In trying to prove the first one, i.e. $[\vec{M}, H] = 0$, I come across terms of the form:

$$(\vec{p} \times \vec{L})\vec{p}^2[/itex] Now, the term in brackets can be written as [tex]\vec{p} \times (\vec{r} \times \vec{p})$$

If these were normal vectors, this would be easy:

$$\vec{A} \times (\vec{B} \times \vec{C}) = \vec{B}(\vec{A} \bullet \vec{C}) - \vec{C}(\vec{A} \bullet \vec{B})$$

In the case of vectors, due to commutativity of the dot product we could write

$$\vec{A} \times (\vec{B} \times \vec{C}) = \vec{B}(\vec{C} \bullet \vec{A}) - \vec{C}(\vec{B} \bullet \vec{A})$$

but this isn't valid if A, B, C are operators. It seems that the only way to find $\vec{p} \times \vec{L}$ is to express them both in cartesian coordinates, take the cross product the "usual" way and simplify everything.

I have two questions:

1. What is the generalization of the vector triple product to triple products of vectors operators?

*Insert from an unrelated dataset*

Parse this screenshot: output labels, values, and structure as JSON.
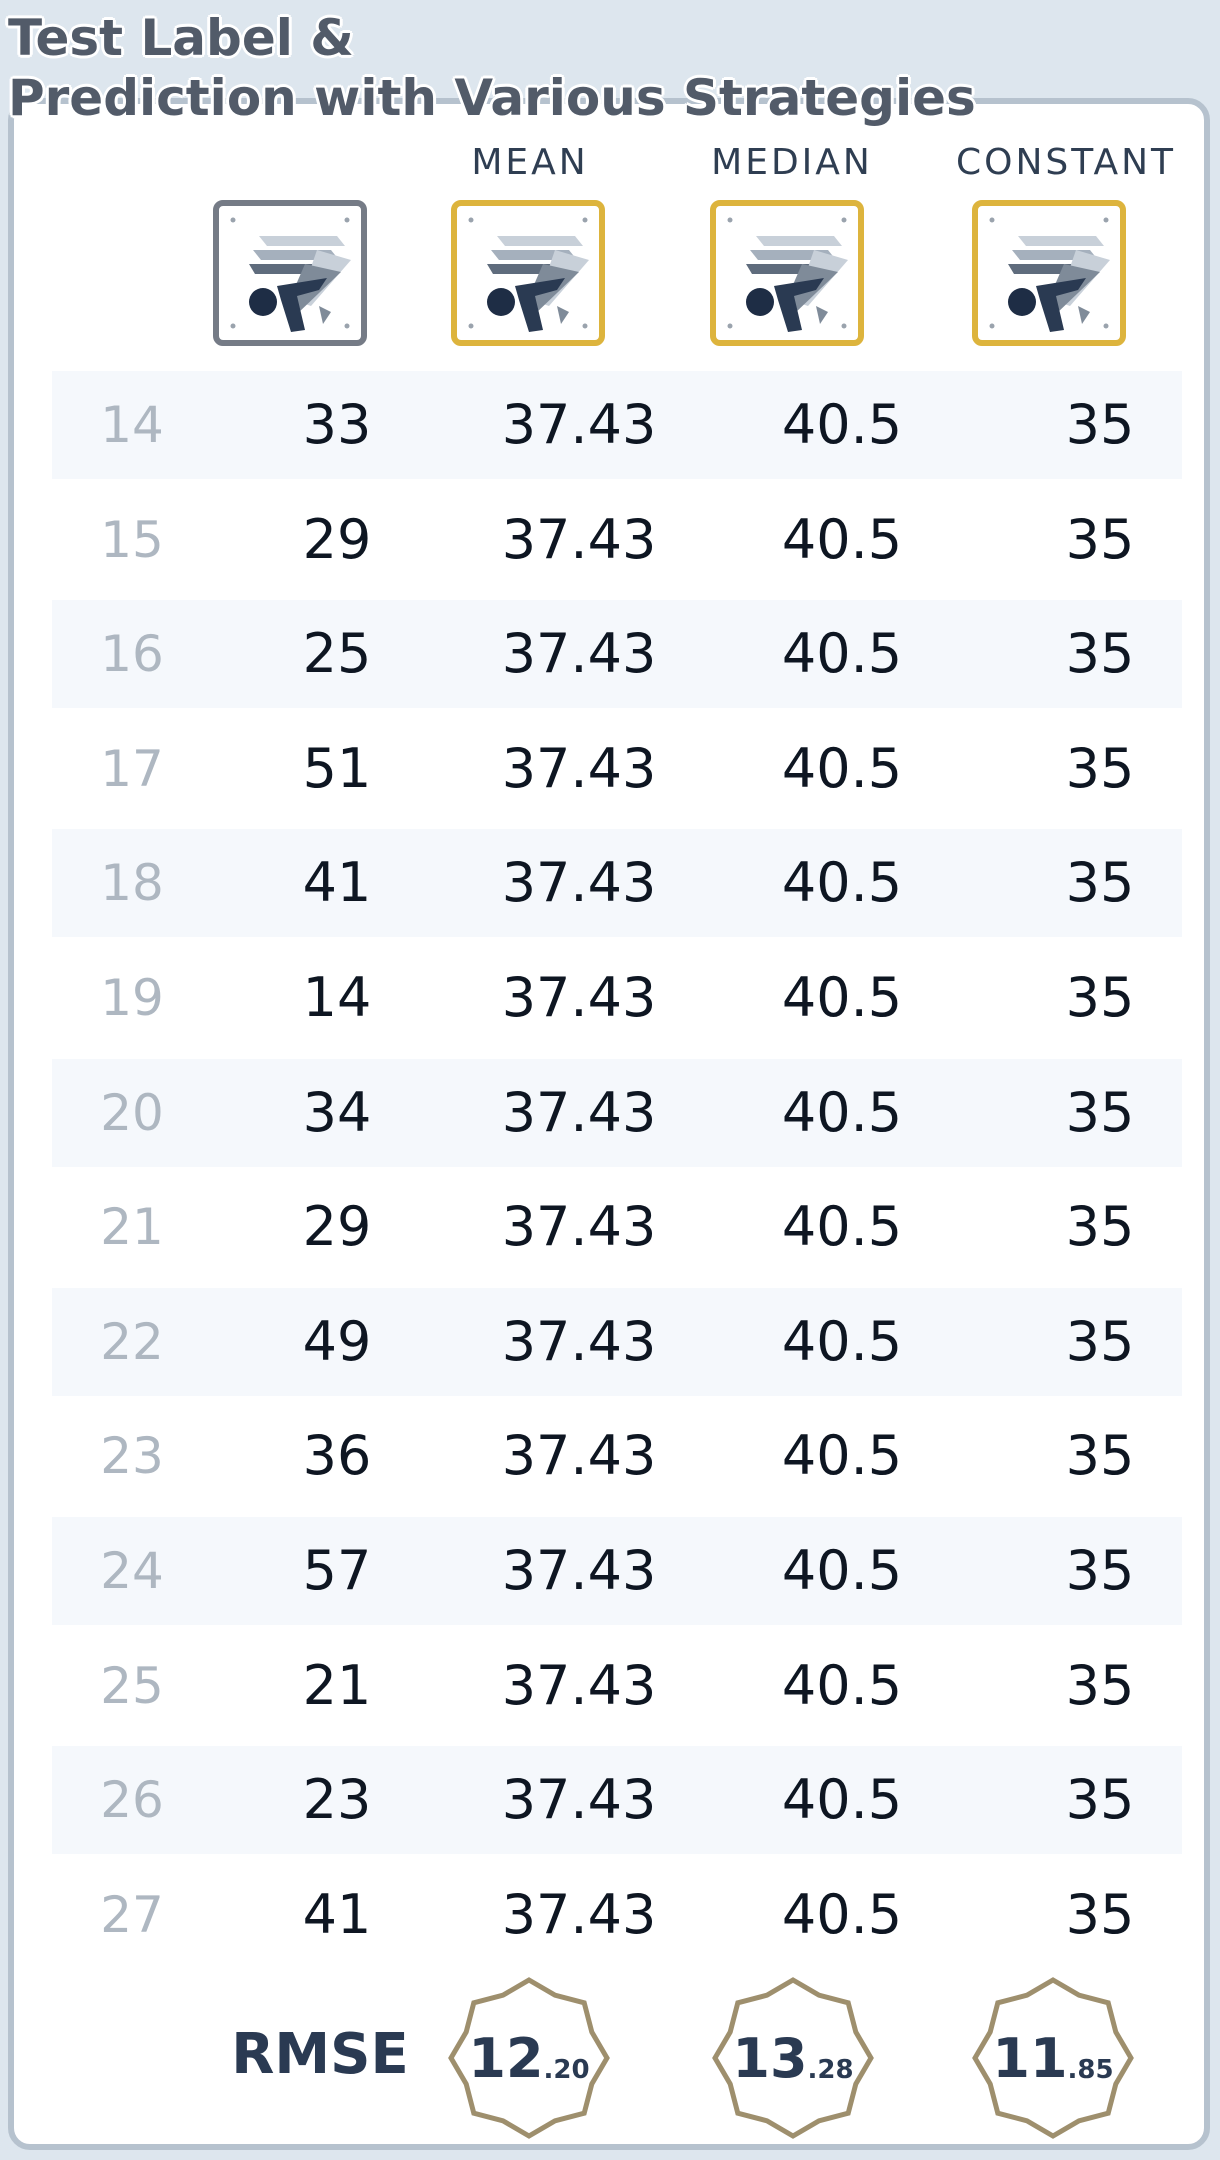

2. Is there a more efficient way of computing terms like $\vec{p} \times \vec{L}$?

-Vivek.

2. Jan 4, 2009

### tim_lou

the BAC-CAB rule is most easily demonstrated (and generalized to noncommutative operators) using the levi-civta epsilons symbol shown here:
http://en.wikipedia.org/wiki/Levi-Civita_symbol

then any cross-product can be written as (under Einstein summation convention):
$$(a\times b)_k = \epsilon_{ijk}a_i b_j$$
so, the BAC-CAB rule becomes:
$$(a\times (b\times c))_k = \epsilon_{ijk}a_i(b\times c)_j$$
$$=\epsilon_{ijk}a_i \epsilon_{lmj}b_l c_m$$
If you think for a bit, you'll notice thata
$$\epsilon_{ijk}\epsilon_{lmj}=\delta_{kl}\delta_{im}-\delta_{km}\delta_{li}$$
proceed using this, you'll get:
$$(a\times (b\times c))_k=a_i b_k c_i - a_ib_ic_k$$
Since the operators don't generally commute, this is the best you can do.

(You can easily evaluate all kinds of commutation relations too if you master this notation)

This notation is also very useful in proving identities involving variations of stokes' integrals and is closely related to differential forms.

3. Jan 4, 2009

### maverick280857

Got it.

SOLVED question 2.

But question 1 (generalization of BAC-CAB rule) is still a question pending thought. Any ideas?

4. Jan 4, 2009

### maverick280857

Thanks tim_lou, I remembered the expression for the cross product in terms of the Levi Civita tensor just after clicking submit on my first post. I've worked it out. But it seems from your post that a generalization of BAC-CAB, with perhaps a few more terms thrown in, doesn't exist. But thanks anyway.

5. Jan 5, 2009

### clem

You can use the vector notation without indices. bac-cab tells you where the dot goes.
You keep the original order for the operators, but put the dot in the right place.